What began as a running club idea has grown into a national, year-long and scalable footprint. DashStrom is expanding into schools, after-school programs, and community spaces throughout Southwestern PA, Pittsburgh proper, Denver, and beyond. The company offers coaches not just a curriculum but a partnership with any program that teaches Social Emotional Learning (SEL). Even better? DashStrom makes the operations of the program seamless. The platform takes care of all of the annoying details: registration tools, communications, payment processing. And the fees for the program keep it accessible for educators, parents, and community members to build something meaningful for their children.
Recognition That Compounds
The Pittsburgh Business Times spotlight comes on the heels of another major honor: DashStrom was named a 2026 RealLIST Startup honoree by Technical.ly, one of the country's most credible voices in local tech journalism. That recognition, which is editorially driven and cannot be purchased, cited DashStrom's societal impact, founder experience, and potential to shape the region's future.
Then there's the financial validation. DashStrom was awarded second prize ($75,000) in the BNY UpPrize Social Innovation Challenge, Pittsburgh's premier competition for entrepreneurship with long-term community benefit, a signal that investors and philanthropic institutions see real staying power in what the company is doing.
Now, the Pittsburgh Business Times listing joins that growing record. Each recognition adds weight to the others. Momentum like this is cumulative.
Part of Something Bigger in Pittsburgh
DashStrom's inclusion on the Startups to Watch list places it alongside nine other emerging companies, from AI and robotics to life sciences and hardware — as part of the broader Pittsburgh innovation story that is, by any honest measure, accelerating.
Innovation Works, one of the most active early-stage investors in the country, celebrated the full list in a recent post, noting that "founders are building in AI, robotics, life sciences, and beyond and continuing to scale." That framing matters.

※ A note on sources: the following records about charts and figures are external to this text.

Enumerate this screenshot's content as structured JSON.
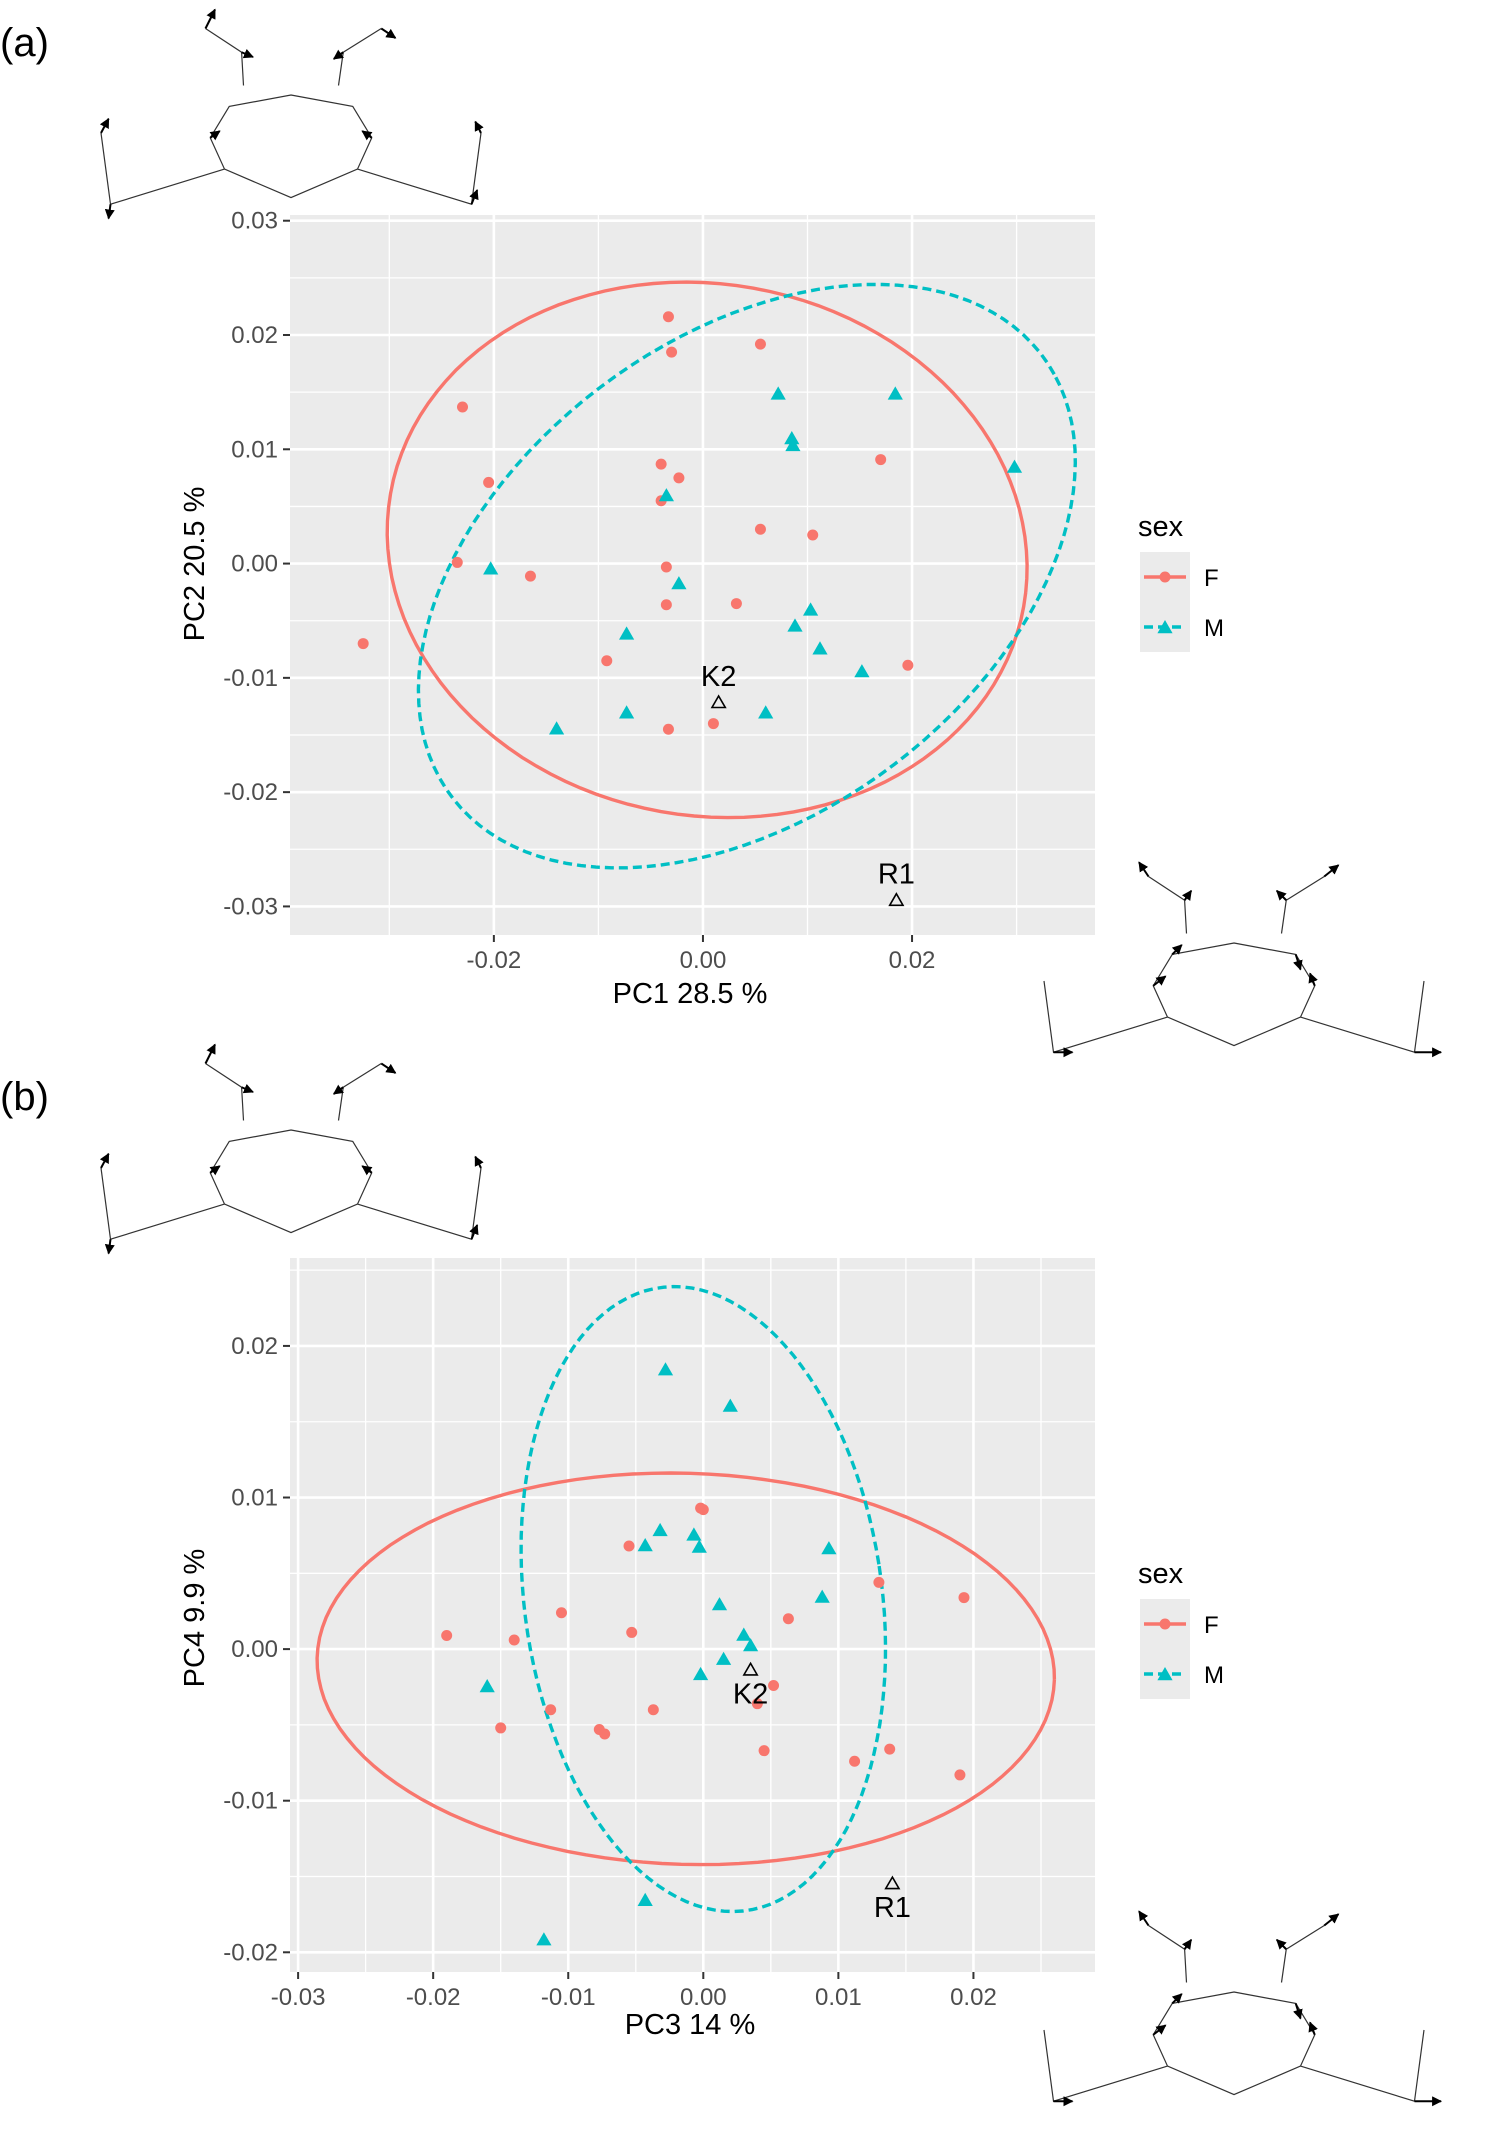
{
  "colors": {
    "F": "#F8766D",
    "M": "#00BFC4",
    "panel_bg": "#EBEBEB",
    "grid": "#FFFFFF",
    "annot": "#000000",
    "wire": "#333333"
  },
  "legend": {
    "title": "sex",
    "items": [
      {
        "key": "F",
        "label": "F",
        "shape": "circle",
        "line": "solid"
      },
      {
        "key": "M",
        "label": "M",
        "shape": "triangle",
        "line": "dashed"
      }
    ]
  },
  "chart_data": [
    {
      "type": "scatter",
      "panel": "(a)",
      "xlabel": "PC1 28.5 %",
      "ylabel": "PC2 20.5 %",
      "xlim": [
        -0.0395,
        0.0375
      ],
      "ylim": [
        -0.0325,
        0.0305
      ],
      "xticks": [
        -0.02,
        0,
        0.02
      ],
      "xtick_labels": [
        "-0.02",
        "0.00",
        "0.02"
      ],
      "yticks": [
        -0.03,
        -0.02,
        -0.01,
        0,
        0.01,
        0.02,
        0.03
      ],
      "ytick_labels": [
        "-0.03",
        "-0.02",
        "-0.01",
        "0.00",
        "0.01",
        "0.02",
        "0.03"
      ],
      "series": [
        {
          "name": "F",
          "points": [
            [
              -0.0033,
              0.0216
            ],
            [
              -0.003,
              0.0185
            ],
            [
              0.0055,
              0.0192
            ],
            [
              -0.023,
              0.0137
            ],
            [
              -0.004,
              0.0087
            ],
            [
              -0.0023,
              0.0075
            ],
            [
              -0.0205,
              0.0071
            ],
            [
              0.017,
              0.0091
            ],
            [
              -0.004,
              0.0055
            ],
            [
              0.0055,
              0.003
            ],
            [
              0.0105,
              0.0025
            ],
            [
              -0.0235,
              0.0001
            ],
            [
              -0.0035,
              -0.0003
            ],
            [
              -0.0165,
              -0.0011
            ],
            [
              -0.0035,
              -0.0036
            ],
            [
              0.0032,
              -0.0035
            ],
            [
              -0.0325,
              -0.007
            ],
            [
              -0.0092,
              -0.0085
            ],
            [
              0.0196,
              -0.0089
            ],
            [
              -0.0033,
              -0.0145
            ],
            [
              0.001,
              -0.014
            ]
          ]
        },
        {
          "name": "M",
          "points": [
            [
              0.0072,
              0.0148
            ],
            [
              0.0184,
              0.0148
            ],
            [
              0.0085,
              0.0109
            ],
            [
              0.0086,
              0.0103
            ],
            [
              0.0298,
              0.0084
            ],
            [
              -0.0035,
              0.0059
            ],
            [
              -0.0203,
              -0.0005
            ],
            [
              -0.0023,
              -0.0018
            ],
            [
              0.0103,
              -0.0041
            ],
            [
              0.0088,
              -0.0055
            ],
            [
              -0.0073,
              -0.0062
            ],
            [
              0.0112,
              -0.0075
            ],
            [
              0.0152,
              -0.0095
            ],
            [
              -0.0073,
              -0.0131
            ],
            [
              0.006,
              -0.0131
            ],
            [
              -0.014,
              -0.0145
            ]
          ]
        }
      ],
      "ellipses": [
        {
          "name": "F",
          "center": [
            0.0004,
            0.0012
          ],
          "ab": [
            0.0307,
            0.0233
          ],
          "angle": -7
        },
        {
          "name": "M",
          "center": [
            0.0042,
            -0.0011
          ],
          "ab": [
            0.0343,
            0.0215
          ],
          "angle": 31
        }
      ],
      "annotations": [
        {
          "label": "K2",
          "x": 0.0015,
          "y": -0.0122
        },
        {
          "label": "R1",
          "x": 0.0185,
          "y": -0.0295
        }
      ]
    },
    {
      "type": "scatter",
      "panel": "(b)",
      "xlabel": "PC3 14 %",
      "ylabel": "PC4 9.9 %",
      "xlim": [
        -0.0306,
        0.029
      ],
      "ylim": [
        -0.0213,
        0.0258
      ],
      "xticks": [
        -0.03,
        -0.02,
        -0.01,
        0,
        0.01,
        0.02
      ],
      "xtick_labels": [
        "-0.03",
        "-0.02",
        "-0.01",
        "0.00",
        "0.01",
        "0.02"
      ],
      "yticks": [
        -0.02,
        -0.01,
        0,
        0.01,
        0.02
      ],
      "ytick_labels": [
        "-0.02",
        "-0.01",
        "0.00",
        "0.01",
        "0.02"
      ],
      "series": [
        {
          "name": "F",
          "points": [
            [
              -0.0002,
              0.0093
            ],
            [
              0.0,
              0.0092
            ],
            [
              -0.0055,
              0.0068
            ],
            [
              0.013,
              0.0044
            ],
            [
              0.0193,
              0.0034
            ],
            [
              -0.0105,
              0.0024
            ],
            [
              0.0063,
              0.002
            ],
            [
              -0.019,
              0.0009
            ],
            [
              -0.0053,
              0.0011
            ],
            [
              -0.014,
              0.0006
            ],
            [
              0.0052,
              -0.0024
            ],
            [
              0.004,
              -0.0036
            ],
            [
              -0.0113,
              -0.004
            ],
            [
              -0.0037,
              -0.004
            ],
            [
              -0.015,
              -0.0052
            ],
            [
              -0.0077,
              -0.0053
            ],
            [
              -0.0073,
              -0.0056
            ],
            [
              0.0045,
              -0.0067
            ],
            [
              0.0138,
              -0.0066
            ],
            [
              0.0112,
              -0.0074
            ],
            [
              0.019,
              -0.0083
            ]
          ]
        },
        {
          "name": "M",
          "points": [
            [
              -0.0028,
              0.0184
            ],
            [
              0.002,
              0.016
            ],
            [
              -0.0032,
              0.0078
            ],
            [
              -0.0043,
              0.0068
            ],
            [
              -0.0007,
              0.0075
            ],
            [
              -0.0003,
              0.0067
            ],
            [
              0.0093,
              0.0066
            ],
            [
              0.0012,
              0.0029
            ],
            [
              0.0088,
              0.0034
            ],
            [
              0.003,
              0.0009
            ],
            [
              0.0035,
              0.0002
            ],
            [
              0.0015,
              -0.0007
            ],
            [
              -0.0002,
              -0.0017
            ],
            [
              -0.016,
              -0.0025
            ],
            [
              -0.0043,
              -0.0166
            ],
            [
              -0.0118,
              -0.0192
            ]
          ]
        }
      ],
      "ellipses": [
        {
          "name": "F",
          "center": [
            -0.0013,
            -0.0013
          ],
          "ab": [
            0.0273,
            0.0129
          ],
          "angle": -1.5
        },
        {
          "name": "M",
          "center": [
            0.0,
            0.0033
          ],
          "ab": [
            0.0132,
            0.0208
          ],
          "angle": 10
        }
      ],
      "annotations": [
        {
          "label": "K2",
          "x": 0.0035,
          "y": -0.0014,
          "label_pos": "below"
        },
        {
          "label": "R1",
          "x": 0.014,
          "y": -0.0155,
          "label_pos": "below"
        }
      ]
    }
  ]
}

Pittsburgh is no longer just a city with strong research universities and a good quality of life. It is a city producing companies that attract institutional capital, national attention, and measurable community impact.
DashStrom fits squarely in that picture. Maybe not as a tech company in the traditional sense, but as tech company that makes it possible to scale social impact. At Pittsburgh's core is a commitment to a startup culture that extends into every sector where innovation can make lives better. Youth development is not a niche. Some say it's the future of community as we know it. From DashStrom's point of view, the missing link in bringing DashStrom to every child has been made simple: it's infrastructure.
What's Ahead
DashStrom's founders have been clear-eyed about what recognition like this means and doesn't mean. In the company's own words: "This honor is a milestone, but it's not the destination. We're just getting warmed up."
That's the right posture. The work: getting into more classrooms, training more coaches, reaching more kids who need to discover what they're capable of, for example, remains as urgent as ever.
For anyone who believes that a city's greatness is measured not just by its venture capital totals but by what it does for its youngest residents, DashStrom is a company worth watching. Pittsburgh's Business Times agrees.
Congratulations to the entire DashStrom team, and to all 10 companies named to the Pittsburgh Business Times 2026 Startups to Watch list. The Pittsburgh ecosystem is proud of what you're building.
As the company likes to say, have a dashing day.